Теперь, когда все самое важное в этой поездке было уже сделано, на первое место в его мыслях выдвинулось дело «Неман».
Вчера, сразу же после получения текста дешифровки, он запросил через ВОСО[37] данные о движении эшелонов в период с 9 по 13 августа по шести железнодорожным узлам в оперативных тылах фронта. Сведения уже подготовили, надо было сесть спокойно и, отстранясь от всего, проанализировать их. Поляков решил сделать это в Лиде, обсудив все с Алехиным и уделив делу «Неман» часть ночи, а если понадобится, и всю первую половину дня. После разговора с генералом он соединился со своим заместителем и приказал немедля отправить в Лиду, в отдел контрразведки авиакорпуса, сведения, полученные из ВОСО.

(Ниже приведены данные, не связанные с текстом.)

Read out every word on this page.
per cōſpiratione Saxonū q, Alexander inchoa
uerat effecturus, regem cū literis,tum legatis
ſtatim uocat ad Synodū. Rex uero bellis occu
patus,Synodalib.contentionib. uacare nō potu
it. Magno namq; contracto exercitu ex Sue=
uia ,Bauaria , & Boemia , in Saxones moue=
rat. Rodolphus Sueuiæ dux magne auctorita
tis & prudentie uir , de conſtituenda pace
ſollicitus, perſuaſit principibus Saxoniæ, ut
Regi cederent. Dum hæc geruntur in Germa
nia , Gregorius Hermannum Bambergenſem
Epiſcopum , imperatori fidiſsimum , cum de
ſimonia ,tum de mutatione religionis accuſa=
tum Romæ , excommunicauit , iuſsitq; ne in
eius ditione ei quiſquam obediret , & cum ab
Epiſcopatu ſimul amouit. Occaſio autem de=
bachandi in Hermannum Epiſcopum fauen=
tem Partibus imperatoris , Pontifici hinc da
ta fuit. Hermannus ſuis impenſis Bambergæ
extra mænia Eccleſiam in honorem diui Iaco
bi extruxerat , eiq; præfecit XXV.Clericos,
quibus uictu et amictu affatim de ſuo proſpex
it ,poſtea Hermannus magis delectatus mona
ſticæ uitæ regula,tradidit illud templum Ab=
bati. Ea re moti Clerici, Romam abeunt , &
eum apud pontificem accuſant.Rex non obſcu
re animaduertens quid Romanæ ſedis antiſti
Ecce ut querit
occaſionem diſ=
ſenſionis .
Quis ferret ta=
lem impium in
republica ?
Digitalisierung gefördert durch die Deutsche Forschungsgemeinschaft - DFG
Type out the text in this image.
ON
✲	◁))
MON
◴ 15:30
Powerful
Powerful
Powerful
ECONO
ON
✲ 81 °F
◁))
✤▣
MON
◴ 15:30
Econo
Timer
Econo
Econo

Было ровно девять часов вечера, когда, покончив с делами в Гродно, он приехал на станцию. В продпункте, получив по талону две мокрые алюминиевые миски с лапшой и кашей, сдобренной тушенкой, – это называлось «гуляш», – он уселся за длинным пустым столом в зале для рядового и сержантского состава – там было светлее.
Он не ел ничего с утра, но прежде, чем начать, полез в планшет за газетой. Дурную привычку непременно читать за столом он приобрел еще в довоенную журналистскую пору. С годами это стало потребностью: за едой обязательно получать новую информацию и осмысливать ее.
В газете – он мельком просмотрел ее днем – был напечатан большой очерк Кости Струнникова, в прошлом ученика и сослуживца подполковника. Костя пришел со студенческой скамьи, работал у Полякова в отраслевой газете литературным сотрудником, подавал надежды, но не больше. В войну же, став фронтовым корреспондентом, как-то сразу вырос, писал все лучше, и Поляков радовался каждой его публикации.